Federal taxes are one thing. Taxes in the states in which you do business are another. There have been a number of changes on the state side, so make sure to review that you are properly preparing returns for the states in which you do business.
Deregulation
Deregulation should allow you to reduce both the cost of government and operating costs in general. But you must be sure to confirm you are within the law as each opportunity becomes available.
Trade Policies
Tariffs are the main issue, and onshoring is another. This could affect supply chains and increase the cost of foreign-made goods. But it could help increase business generated by the newcomers. I would be careful to ensure your inventory and equipment levels are appropriate, but, at the same time, be careful about front-end loading inventory, which could have a negative impact on your balance sheet and cash flow.
Interest Rates
Expect a continuing reduction in rates. They will be cut until there is a reason not to. Rates should be in the 6% to 7% range. But economic conditions, including inflation and gross domestic product (GDP) growth, do influence interest rates. I would touch base with your bankers to see how they are feeling about your debt structure and the cost of supplying that capital. Try not to overleverage if you can avoid it. Consider renting a piece of equipment that might help with job efficiency.
Labor Laws
Immigration enforcement raids will return. Agency chairs will be replaced. Expect repeal of Biden regulations. But there are new overtime rules, and independent contractor reporting requirements that could get you in trouble if you are not careful. Use your payroll service to review the changes and how to account for them.
Inflation
We could spend a week discussing this topic. Find a “who” to help you out with this, or spend more time reviewing the daily business reports you can get access to. Your chief financial officer (CFO) can do this. But the bottom line is: Inflation is here to stay. If you want a clearer picture about inflation, find a copy of the December-January 2025 issue of Forbes. In Steve Forbes’ column, he explains that there are two kinds of inflation: nonmonetary inflation, caused by major disruptions in production, which the Fed can do nothing about, and monetary inflation, caused by lowering the value of the currency where the Fed may have some way to control. If you could really reduce the inflation that has occurred, the car I bought 50 years ago for a couple thousand dollars would not cost $40,000 today.

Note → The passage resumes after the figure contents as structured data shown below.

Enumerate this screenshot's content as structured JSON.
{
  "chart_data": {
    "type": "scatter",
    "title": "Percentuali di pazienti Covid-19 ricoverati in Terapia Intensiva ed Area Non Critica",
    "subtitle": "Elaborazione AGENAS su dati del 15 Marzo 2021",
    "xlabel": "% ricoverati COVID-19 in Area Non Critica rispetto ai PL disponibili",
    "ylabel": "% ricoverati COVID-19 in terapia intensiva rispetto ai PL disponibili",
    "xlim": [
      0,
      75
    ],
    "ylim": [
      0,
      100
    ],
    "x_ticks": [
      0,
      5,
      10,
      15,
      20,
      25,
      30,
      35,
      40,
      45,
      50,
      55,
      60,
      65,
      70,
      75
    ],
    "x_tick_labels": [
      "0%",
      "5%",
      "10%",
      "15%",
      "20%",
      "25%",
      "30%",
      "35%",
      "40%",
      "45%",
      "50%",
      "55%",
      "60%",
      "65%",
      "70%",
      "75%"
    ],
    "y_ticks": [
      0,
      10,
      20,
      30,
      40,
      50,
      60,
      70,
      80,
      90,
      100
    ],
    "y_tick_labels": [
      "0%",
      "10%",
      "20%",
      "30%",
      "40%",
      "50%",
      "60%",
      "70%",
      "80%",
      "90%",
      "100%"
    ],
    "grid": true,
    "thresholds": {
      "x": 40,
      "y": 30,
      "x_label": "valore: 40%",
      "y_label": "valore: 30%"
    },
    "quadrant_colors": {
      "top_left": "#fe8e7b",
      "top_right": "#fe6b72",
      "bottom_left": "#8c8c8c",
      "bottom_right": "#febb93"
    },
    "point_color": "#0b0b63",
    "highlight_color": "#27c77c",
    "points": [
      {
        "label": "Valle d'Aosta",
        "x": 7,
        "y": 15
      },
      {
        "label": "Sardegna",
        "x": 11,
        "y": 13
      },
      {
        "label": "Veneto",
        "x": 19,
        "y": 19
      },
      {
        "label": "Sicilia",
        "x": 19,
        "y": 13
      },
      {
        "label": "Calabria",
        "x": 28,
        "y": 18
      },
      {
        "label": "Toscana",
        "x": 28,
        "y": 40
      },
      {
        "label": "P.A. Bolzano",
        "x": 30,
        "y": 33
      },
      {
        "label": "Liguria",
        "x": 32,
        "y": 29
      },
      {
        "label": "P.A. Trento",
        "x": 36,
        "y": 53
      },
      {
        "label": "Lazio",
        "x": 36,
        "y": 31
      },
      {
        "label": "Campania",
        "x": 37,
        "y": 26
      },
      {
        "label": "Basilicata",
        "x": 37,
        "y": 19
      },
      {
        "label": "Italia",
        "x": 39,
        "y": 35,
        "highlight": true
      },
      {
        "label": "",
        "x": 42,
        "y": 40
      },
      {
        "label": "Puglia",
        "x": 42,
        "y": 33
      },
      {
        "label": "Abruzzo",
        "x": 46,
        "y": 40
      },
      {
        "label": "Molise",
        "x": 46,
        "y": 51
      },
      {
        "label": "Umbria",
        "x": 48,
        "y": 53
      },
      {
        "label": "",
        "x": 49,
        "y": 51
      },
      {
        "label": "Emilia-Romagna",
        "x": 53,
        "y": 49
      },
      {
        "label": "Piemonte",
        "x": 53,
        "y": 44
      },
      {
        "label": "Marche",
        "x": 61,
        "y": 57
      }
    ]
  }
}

With the Federal debt level we have today, rates could increase because of perceived risk factors.
And to add a final issue regarding inflation, think about what you are going to have to pay for personnel who can get the work done. Just be sure not to get carried away with budget adjustments thinking prices are going down. Keep your guard up and protect your cash flow.
Digital and AI Requirements
This is the elephant in the room today and it should go to the top of the list. If you are scheduled to run your business the same way you did last year, I suggest you find a “who” tomorrow to find out what you can do to reduce costs and improve efficiency to stay at a competitive level in your market. We are talking about major improvement requirements.
However, if you are starting this change program already, good for you. After reading a ton of material about what is available for firms in the construction business, I believe that general contractors (GCs) are going to push more of their work to firms who can generate and transfer data digitally, giving them a better chance to finish the job on time and on budget. In other words, who are the GCs going to want to work with going forward? Digital wins. Digital and AI capability is a must today.
The cost of the digital transformation is an important line item you may not have considered up to this point. And if you are not making this change now, you will need a couple of “whos” to get you started with a game plan and budget to start out with.